Google a par ailleurs accepté que ses concurrents utilisent des technologies pour lesquelles il dispose de brevets.

L’autorité américaine de la concurrence, la FTC, a annoncé, jeudi 3 janvier, avoir mis fin à son enquête antitrust ouverte en 2011 contre le géant de l’Internet Google, sans avoir trouvé de preuve d’abus de sa position dominante dans la recherche en ligne.

Google a passé un accord amiable sur un autre aspect de l’enquête, en s’engageant à laisser ses concurrents accéder, selon des conditions « justes, raisonnables et non discriminatoires », à des technologies mobiles jugées essentielles et pour lesquelles il dispose de brevets, selon le communiqué de la FTC.

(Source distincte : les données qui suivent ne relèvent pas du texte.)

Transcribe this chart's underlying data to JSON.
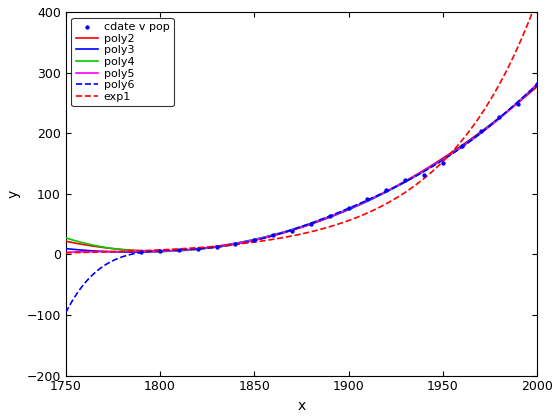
{
  "title": "",
  "xlabel": "x",
  "ylabel": "y",
  "xlim": [
    1750,
    2000
  ],
  "ylim": [
    -200,
    400
  ],
  "xticks": [
    1750,
    1800,
    1850,
    1900,
    1950,
    2000
  ],
  "yticks": [
    -200,
    -100,
    0,
    100,
    200,
    300,
    400
  ],
  "cdate": [
    1790,
    1800,
    1810,
    1820,
    1830,
    1840,
    1850,
    1860,
    1870,
    1880,
    1890,
    1900,
    1910,
    1920,
    1930,
    1940,
    1950,
    1960,
    1970,
    1980,
    1990,
    2000
  ],
  "pop": [
    3.929,
    5.308,
    7.24,
    9.638,
    12.866,
    17.069,
    23.192,
    31.443,
    38.558,
    50.156,
    62.948,
    75.995,
    91.972,
    105.711,
    122.775,
    131.669,
    150.697,
    179.323,
    203.212,
    226.505,
    248.71,
    281.422
  ],
  "x_fit_start": 1750,
  "x_fit_end": 2000,
  "poly2_color": "#ff0000",
  "poly3_color": "#0000ff",
  "poly4_color": "#00cc00",
  "poly5_color": "#ff00ff",
  "poly6_color": "#0000ff",
  "exp1_color": "#ff0000",
  "scatter_color": "#0000ff",
  "legend_fontsize": 8,
  "background_color": "#ffffff",
  "matlab_style": true
}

En plus de la recherche, Google propose des services de comparaison de prix, notamment de voyages. La firme s’est également lancée dans la distribution numérique avec Google Play. Selon ses concurrents, Google dégraderait volontairement le classement de leurs sites sur son moteur, pour amener les utilisateurs vers ses propres services. Le site de recommandation Yelp et le comparateur Nextag avaient été entendus publiquement au Congrès américain à ce sujet.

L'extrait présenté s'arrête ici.